Sometimes you have to get official police records. Anne Heche was taken away from a house in this little town near Fresno, Calif. and she was on ecstasy and aliens had come to take her away. For that, I had to do a lot of research.

Is there a future for this project?

These days I’m looking at defamer.com and the tabloids with one eye towards the scandals, but I’m also [thinking about] how I can expand the reach a little bit. You won’t run out of images, but you’d like to have more rather than less to choose from. There was a painting I showed in London of the street in front of the Argyle where Lindsay Lohan got into a big argument with Jessica and Ashlee Simpson. It was picked up in US Weekly and other magazines and I figured if it was reported on at that level it was fair game. I haven’t yet decided that Angelina Jolie buying groceries is fair game, but someday it may be.

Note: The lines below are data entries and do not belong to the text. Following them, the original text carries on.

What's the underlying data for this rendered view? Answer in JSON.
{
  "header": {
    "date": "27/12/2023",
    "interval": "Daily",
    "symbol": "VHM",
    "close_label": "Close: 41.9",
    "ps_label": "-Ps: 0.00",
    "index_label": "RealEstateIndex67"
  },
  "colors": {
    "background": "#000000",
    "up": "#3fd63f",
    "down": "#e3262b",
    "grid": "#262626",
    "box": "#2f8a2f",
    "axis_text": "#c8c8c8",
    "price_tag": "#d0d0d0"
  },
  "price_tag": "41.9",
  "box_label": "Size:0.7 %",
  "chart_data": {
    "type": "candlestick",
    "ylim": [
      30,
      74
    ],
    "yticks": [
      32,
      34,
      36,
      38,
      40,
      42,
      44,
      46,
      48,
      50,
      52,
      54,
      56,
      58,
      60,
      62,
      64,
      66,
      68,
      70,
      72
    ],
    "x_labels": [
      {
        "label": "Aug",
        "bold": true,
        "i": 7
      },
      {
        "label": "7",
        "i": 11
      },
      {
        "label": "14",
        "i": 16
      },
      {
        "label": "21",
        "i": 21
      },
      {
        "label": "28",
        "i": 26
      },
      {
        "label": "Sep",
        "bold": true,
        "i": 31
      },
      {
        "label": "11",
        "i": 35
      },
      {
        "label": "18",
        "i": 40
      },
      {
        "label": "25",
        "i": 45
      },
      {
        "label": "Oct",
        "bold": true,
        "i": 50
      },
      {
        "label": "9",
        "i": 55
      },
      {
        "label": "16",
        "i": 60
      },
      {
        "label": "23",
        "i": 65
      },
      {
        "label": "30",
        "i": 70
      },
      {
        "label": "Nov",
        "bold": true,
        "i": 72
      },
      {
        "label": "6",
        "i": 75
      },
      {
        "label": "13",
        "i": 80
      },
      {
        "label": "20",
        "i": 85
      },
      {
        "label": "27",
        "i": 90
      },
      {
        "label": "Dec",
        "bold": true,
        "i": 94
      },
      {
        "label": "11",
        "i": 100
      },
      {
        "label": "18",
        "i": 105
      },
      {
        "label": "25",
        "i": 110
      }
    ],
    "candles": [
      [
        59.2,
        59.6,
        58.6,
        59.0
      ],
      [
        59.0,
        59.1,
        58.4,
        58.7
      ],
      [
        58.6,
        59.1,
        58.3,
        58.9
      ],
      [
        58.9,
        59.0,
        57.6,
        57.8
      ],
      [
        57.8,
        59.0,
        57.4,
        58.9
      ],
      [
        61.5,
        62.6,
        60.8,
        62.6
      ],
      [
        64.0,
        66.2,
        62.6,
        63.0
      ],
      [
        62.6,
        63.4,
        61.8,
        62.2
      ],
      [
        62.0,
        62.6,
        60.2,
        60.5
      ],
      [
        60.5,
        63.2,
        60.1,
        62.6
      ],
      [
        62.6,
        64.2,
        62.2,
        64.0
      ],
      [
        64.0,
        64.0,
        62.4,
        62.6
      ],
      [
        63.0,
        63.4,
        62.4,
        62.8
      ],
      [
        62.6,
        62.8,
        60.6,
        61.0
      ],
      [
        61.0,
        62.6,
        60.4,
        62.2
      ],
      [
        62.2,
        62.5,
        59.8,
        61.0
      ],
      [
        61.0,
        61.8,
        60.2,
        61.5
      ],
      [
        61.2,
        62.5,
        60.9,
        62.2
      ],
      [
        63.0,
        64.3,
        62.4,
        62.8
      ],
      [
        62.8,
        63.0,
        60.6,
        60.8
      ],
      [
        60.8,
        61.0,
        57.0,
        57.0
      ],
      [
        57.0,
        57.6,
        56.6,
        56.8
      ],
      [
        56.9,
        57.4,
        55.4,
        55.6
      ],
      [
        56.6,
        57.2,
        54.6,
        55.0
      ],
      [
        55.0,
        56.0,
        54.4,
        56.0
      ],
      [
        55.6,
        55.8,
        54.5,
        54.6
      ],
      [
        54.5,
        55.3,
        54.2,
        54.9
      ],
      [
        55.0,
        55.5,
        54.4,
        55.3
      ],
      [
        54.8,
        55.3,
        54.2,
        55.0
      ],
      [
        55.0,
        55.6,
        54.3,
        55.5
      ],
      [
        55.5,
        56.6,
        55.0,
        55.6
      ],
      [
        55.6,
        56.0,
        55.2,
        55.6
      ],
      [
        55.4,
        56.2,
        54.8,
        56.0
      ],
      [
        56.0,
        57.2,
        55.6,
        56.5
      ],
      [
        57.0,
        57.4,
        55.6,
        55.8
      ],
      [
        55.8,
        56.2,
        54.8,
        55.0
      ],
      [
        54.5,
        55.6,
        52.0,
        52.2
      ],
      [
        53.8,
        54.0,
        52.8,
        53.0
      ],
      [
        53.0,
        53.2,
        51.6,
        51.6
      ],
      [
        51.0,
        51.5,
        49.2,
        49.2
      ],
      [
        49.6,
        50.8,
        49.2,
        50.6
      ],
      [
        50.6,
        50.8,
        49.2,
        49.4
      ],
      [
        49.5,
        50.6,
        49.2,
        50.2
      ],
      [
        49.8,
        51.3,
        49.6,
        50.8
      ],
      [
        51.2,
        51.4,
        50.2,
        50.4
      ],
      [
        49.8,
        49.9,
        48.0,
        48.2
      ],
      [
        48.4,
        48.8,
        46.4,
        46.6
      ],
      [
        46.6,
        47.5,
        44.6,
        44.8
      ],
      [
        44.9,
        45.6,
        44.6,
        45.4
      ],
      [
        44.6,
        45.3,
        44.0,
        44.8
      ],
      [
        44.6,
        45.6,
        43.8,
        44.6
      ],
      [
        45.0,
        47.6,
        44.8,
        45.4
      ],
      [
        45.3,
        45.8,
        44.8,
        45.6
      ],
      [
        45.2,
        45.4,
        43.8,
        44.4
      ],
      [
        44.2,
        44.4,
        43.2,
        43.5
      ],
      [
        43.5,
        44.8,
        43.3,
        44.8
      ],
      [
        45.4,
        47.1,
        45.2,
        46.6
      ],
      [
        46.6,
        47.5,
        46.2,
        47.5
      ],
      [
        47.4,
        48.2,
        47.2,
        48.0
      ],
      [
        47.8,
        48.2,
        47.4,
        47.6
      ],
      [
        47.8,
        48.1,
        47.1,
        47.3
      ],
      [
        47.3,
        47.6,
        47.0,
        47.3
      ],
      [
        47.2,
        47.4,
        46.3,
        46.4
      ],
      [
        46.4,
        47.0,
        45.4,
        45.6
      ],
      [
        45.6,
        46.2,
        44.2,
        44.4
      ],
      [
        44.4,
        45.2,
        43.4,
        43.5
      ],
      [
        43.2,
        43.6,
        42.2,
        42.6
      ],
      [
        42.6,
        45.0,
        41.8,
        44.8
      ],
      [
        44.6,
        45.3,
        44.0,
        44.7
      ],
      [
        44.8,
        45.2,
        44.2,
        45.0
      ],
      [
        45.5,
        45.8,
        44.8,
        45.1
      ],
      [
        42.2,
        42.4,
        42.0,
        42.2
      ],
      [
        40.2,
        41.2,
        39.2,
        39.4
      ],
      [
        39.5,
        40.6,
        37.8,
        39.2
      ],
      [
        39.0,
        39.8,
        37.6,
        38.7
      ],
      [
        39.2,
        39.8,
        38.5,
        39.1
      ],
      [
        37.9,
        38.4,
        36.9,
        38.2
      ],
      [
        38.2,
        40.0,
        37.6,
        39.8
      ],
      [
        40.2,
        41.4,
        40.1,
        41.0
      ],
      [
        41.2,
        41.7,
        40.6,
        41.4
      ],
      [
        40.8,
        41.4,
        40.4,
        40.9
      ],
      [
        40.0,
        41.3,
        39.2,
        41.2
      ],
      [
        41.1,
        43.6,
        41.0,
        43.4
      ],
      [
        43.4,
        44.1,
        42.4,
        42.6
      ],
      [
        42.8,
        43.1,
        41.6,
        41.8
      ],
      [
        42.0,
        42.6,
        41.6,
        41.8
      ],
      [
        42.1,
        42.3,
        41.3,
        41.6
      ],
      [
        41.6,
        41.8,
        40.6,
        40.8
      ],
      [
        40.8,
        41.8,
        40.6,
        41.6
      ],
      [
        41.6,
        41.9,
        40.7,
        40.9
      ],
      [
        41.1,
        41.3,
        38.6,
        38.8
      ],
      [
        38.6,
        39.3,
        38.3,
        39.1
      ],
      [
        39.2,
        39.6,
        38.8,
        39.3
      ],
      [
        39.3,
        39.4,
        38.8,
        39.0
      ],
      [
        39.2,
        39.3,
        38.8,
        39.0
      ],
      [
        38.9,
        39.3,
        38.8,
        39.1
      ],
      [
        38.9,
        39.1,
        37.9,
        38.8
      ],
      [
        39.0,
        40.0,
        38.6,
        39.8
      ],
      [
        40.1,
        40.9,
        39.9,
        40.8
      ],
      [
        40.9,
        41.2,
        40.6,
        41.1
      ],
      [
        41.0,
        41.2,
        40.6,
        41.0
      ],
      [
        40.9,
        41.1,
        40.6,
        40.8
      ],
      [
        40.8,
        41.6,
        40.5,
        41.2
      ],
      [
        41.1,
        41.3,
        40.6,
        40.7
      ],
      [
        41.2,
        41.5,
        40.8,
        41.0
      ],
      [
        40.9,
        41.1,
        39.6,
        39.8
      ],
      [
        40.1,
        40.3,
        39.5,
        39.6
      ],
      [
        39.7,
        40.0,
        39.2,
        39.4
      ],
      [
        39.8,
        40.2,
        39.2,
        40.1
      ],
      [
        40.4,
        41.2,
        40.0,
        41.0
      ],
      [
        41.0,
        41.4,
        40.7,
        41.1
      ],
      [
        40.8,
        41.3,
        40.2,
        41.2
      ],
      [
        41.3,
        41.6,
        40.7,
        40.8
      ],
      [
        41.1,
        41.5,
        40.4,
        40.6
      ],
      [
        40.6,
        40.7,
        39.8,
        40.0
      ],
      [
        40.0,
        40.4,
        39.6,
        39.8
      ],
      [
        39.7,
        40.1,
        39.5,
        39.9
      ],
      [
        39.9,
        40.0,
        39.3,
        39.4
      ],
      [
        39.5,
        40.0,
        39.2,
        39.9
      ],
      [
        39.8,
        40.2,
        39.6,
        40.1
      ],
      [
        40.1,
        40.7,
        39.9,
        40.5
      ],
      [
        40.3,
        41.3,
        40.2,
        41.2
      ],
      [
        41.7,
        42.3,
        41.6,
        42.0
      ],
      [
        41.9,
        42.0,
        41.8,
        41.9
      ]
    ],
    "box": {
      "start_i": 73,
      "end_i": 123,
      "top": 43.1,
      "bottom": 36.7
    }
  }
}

I read that you’re a screenwriter.

I am. I teach screenwriting at Cal Arts. I’ve optioned a few scripts and like every screenwriter in L.A., I’m really close [laughs].

If you don’t mind talking about it, what is your work about?

[Laughing] All right, I’ll give you one example. The first script I wrote was a biopic about Robert Downey Jr. It requires him to star as himself. It’s very faithful to his life and about two-thirds of the way through it catches up. It’s not like Being John Malkovich; he’s not an artificial character. Even the future seems, I think, very consistent with his real lived past. He’s not a monster, or demonized in any way. It’s an emotionally driven biopic. [The script] has been optioned several times, but I don’t know how far it has gotten with him. That’s the sticking point. Maybe if he reads this he’ll want to do it.